À beira de um ataque de nervos


por Fernando Brito, Tijolaço -

Em outros tempos, pareceria “forçação de barra”.

Mas o tema que a Época aborda na edição do final de semana, afinal, coincide com tantas manifestações que tenho lido nos comentários e ouvido de amigos – vários deles, aposentados, pensando em “dar no pé” do país – que achei justo destacar a reportagem da revista que afirma que a crise política e econômica está causando surtos de depressão, angústia e abuso do álcool.

Claro que, ao longo da história, crises sociais e crises pessoais sempre tiveram forte associação.

Mas, desta vez, há um ingrediente novo: o ódio, intolerante e intransigente, que torna tudo pior, até porque envenena relacionamentos afetivos e familiares, antes um porto em geral seguro para vidas e almas avariadas.

Transcrevo alguns trechos, até porque na matéria inteira há muitas questões que, fora do âmbito estritamente pessoal, não interessam. Mas outras são coletivas. E pior, generalizadas:

Muitos se sentem insanos neste momento porque o Brasil e o mundo estão longe do que se convencionou chamar de são. As crises — política, econômica, ambiental, cultural — abalam o otimismo natural dos homens e a crença na bondade humana e no progresso.(…)

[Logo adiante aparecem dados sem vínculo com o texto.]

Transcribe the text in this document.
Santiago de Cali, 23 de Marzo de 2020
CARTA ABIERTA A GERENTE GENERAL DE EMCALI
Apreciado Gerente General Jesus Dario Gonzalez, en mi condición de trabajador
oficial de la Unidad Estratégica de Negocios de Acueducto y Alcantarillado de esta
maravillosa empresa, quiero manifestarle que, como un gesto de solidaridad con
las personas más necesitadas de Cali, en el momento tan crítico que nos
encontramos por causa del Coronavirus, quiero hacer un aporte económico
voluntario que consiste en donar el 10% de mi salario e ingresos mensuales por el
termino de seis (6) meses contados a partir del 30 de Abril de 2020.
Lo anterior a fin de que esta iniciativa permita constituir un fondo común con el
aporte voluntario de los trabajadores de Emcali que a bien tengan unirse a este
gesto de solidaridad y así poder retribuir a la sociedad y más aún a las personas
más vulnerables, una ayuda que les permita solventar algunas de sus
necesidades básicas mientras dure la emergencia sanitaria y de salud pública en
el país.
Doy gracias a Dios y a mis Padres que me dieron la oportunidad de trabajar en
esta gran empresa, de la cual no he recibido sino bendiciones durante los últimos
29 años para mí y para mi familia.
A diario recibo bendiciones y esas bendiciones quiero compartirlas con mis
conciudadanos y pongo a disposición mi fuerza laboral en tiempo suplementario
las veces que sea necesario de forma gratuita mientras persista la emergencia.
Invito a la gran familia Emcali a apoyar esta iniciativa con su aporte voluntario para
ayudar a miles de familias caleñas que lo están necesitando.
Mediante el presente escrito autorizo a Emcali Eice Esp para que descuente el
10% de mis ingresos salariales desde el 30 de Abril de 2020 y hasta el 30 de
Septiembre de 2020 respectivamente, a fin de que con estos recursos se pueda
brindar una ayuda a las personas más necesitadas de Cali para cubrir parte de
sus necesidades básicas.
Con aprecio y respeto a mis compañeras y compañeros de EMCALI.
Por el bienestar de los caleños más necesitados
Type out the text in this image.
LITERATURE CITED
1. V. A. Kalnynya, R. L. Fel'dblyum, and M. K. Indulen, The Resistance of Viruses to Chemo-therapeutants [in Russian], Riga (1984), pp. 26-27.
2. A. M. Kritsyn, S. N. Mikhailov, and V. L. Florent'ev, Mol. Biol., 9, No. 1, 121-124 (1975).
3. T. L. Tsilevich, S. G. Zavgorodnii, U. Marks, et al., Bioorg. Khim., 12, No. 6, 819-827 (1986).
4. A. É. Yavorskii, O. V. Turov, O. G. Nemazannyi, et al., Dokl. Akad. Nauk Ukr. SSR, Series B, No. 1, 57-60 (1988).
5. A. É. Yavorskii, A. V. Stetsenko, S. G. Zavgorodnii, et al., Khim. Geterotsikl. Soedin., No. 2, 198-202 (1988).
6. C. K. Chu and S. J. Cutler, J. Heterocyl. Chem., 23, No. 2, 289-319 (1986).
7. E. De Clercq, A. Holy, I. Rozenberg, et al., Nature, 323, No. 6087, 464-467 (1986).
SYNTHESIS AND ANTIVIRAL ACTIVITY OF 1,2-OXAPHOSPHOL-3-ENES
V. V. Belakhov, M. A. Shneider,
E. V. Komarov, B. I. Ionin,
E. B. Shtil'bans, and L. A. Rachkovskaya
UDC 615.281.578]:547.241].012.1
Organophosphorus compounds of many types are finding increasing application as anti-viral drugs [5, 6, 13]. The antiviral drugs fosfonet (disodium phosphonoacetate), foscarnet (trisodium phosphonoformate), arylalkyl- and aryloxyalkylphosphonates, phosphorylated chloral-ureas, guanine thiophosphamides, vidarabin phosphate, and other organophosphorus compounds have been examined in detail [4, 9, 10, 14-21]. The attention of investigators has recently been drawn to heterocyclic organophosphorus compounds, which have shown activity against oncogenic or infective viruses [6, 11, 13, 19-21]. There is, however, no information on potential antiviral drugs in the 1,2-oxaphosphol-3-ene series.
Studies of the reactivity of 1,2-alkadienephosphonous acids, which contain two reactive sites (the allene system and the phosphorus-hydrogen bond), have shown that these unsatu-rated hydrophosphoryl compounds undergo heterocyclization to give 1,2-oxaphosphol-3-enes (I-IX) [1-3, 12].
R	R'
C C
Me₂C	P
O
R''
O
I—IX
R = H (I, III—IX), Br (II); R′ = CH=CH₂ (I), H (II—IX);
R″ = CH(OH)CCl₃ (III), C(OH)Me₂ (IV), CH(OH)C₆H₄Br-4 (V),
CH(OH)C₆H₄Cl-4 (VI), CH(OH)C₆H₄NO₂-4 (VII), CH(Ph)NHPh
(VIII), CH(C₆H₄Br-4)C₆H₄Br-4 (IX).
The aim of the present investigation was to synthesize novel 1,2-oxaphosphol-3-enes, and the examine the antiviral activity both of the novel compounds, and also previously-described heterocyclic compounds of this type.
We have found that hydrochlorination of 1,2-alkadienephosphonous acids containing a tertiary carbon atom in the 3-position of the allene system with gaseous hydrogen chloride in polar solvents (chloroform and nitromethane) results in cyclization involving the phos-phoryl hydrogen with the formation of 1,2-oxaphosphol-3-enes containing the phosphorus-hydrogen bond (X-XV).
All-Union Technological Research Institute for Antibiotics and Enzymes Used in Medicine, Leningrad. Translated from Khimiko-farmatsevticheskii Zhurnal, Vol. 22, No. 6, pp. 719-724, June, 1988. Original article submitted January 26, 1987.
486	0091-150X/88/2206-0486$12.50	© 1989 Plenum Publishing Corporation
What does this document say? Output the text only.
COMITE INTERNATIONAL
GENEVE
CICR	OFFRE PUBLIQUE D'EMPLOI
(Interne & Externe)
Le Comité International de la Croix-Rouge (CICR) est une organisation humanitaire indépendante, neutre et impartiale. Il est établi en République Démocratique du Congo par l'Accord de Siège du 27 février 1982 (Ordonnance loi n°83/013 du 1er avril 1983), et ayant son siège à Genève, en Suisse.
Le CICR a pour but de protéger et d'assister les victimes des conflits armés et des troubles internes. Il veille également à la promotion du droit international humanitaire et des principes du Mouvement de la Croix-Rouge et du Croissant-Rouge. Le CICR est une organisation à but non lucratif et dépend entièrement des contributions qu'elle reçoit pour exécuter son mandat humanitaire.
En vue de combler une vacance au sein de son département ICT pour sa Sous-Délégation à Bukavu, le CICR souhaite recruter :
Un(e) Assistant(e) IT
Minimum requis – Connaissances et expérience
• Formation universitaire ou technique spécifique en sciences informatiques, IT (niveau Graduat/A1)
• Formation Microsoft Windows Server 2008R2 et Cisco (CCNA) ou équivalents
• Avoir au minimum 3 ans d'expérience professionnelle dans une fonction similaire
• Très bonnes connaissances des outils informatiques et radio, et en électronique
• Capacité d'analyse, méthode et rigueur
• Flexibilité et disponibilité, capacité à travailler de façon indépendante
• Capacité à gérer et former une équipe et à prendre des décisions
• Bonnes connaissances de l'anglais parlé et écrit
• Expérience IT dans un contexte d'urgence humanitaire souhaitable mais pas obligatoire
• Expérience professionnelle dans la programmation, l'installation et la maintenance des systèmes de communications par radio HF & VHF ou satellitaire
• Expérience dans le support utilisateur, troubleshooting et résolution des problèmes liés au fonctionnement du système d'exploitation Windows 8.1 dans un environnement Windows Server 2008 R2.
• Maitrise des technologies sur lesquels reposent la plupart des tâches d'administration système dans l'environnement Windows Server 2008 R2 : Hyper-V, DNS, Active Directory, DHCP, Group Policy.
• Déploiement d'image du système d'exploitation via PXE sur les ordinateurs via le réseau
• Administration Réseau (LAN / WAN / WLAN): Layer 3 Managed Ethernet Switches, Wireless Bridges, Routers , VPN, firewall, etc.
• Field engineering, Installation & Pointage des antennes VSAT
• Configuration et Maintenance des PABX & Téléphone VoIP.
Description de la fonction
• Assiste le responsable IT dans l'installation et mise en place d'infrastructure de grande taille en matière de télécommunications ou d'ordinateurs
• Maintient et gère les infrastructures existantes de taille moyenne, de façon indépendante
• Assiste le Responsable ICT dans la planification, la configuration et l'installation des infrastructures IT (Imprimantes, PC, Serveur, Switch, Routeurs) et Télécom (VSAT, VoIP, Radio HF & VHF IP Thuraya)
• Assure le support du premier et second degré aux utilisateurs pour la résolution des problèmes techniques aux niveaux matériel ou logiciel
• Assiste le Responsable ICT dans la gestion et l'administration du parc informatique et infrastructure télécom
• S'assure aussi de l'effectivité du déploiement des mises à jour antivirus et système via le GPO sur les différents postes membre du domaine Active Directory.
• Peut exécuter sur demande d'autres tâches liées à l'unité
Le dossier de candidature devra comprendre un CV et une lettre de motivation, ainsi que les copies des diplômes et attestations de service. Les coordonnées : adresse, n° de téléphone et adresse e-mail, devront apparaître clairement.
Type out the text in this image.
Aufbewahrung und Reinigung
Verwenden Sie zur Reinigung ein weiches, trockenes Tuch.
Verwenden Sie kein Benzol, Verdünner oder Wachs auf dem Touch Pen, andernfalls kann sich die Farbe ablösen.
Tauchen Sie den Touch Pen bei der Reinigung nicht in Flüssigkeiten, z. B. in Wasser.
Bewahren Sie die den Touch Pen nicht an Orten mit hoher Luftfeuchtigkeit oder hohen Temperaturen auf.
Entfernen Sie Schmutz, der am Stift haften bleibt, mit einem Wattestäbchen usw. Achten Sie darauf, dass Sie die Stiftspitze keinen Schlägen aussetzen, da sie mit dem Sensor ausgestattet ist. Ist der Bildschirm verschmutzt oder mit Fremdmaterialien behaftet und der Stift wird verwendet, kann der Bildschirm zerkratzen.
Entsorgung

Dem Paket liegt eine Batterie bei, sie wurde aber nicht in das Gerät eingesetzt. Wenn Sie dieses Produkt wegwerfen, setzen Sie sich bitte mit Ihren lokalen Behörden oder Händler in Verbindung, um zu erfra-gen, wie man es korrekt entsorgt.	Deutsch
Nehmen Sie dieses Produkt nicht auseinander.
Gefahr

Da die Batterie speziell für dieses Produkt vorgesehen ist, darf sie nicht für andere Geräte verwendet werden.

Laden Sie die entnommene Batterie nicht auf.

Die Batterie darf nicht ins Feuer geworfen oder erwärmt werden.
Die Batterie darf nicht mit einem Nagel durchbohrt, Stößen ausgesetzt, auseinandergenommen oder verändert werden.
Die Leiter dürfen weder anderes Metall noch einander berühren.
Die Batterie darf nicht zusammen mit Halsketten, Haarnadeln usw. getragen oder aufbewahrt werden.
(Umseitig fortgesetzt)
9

Christian Dunker, psicanalista e professor da Universidade de São Paulo (USP), disse não se lembrar de tempos como os atuais. “Atendo há 30 anos, já assisti a outros momentos tensos. Mas nunca a política ocupou tanto espaço na vida das pessoas.” Para Dunker, o presidente Bolsonaro é um agente de ativação “das modalidades de sofrimento e de sintoma que já estão presentes” nas pessoas. “Ele torna mais agudo os conflitos familiares, de raça, de gênero, de classe”.

Outro fator é a precarização do trabalho e da renda, apontada pelo psiquiatra e psicanalista Nilson Sibemberg como fator de depressão e angústia. “As pessoas estão com um temor muito grande de perder aquilo que é seu sustento. Isso se traduz em mais depressão e mais angústia”, afirmou.(…)

Para Dunker, o presidente Bolsonaro é um agente de ativação “das modalidades de sofrimento e de sintoma que já estão presentes” nas pessoas. “Ele torna mais agudo os conflitos familiares, de raça, de gênero, de classe. Faz isso ao se instituir como referência simbólica para a prática da autoridade pública, o registro opressivo. Isso tem poder de incrementar a angústia que já estava lá.”

O psiquiatra e psicanalista Rodrigo Lage, da Sociedade Brasileira de Psicanálise de São Paulo, tem observado “a exacerbação de ansiedade e de angústias, muitas vezes ante manifestações públicas de governantes que geram medo e insegurança”. (…)

Gostaria de dizer que tudo isso vai passar, como passará o governo Bolsonaro. Mas é forçoso reconhecer que na economia e nas cabeças, estes tempos deixarão cicatrizes que só com muito tempo não arderão mais.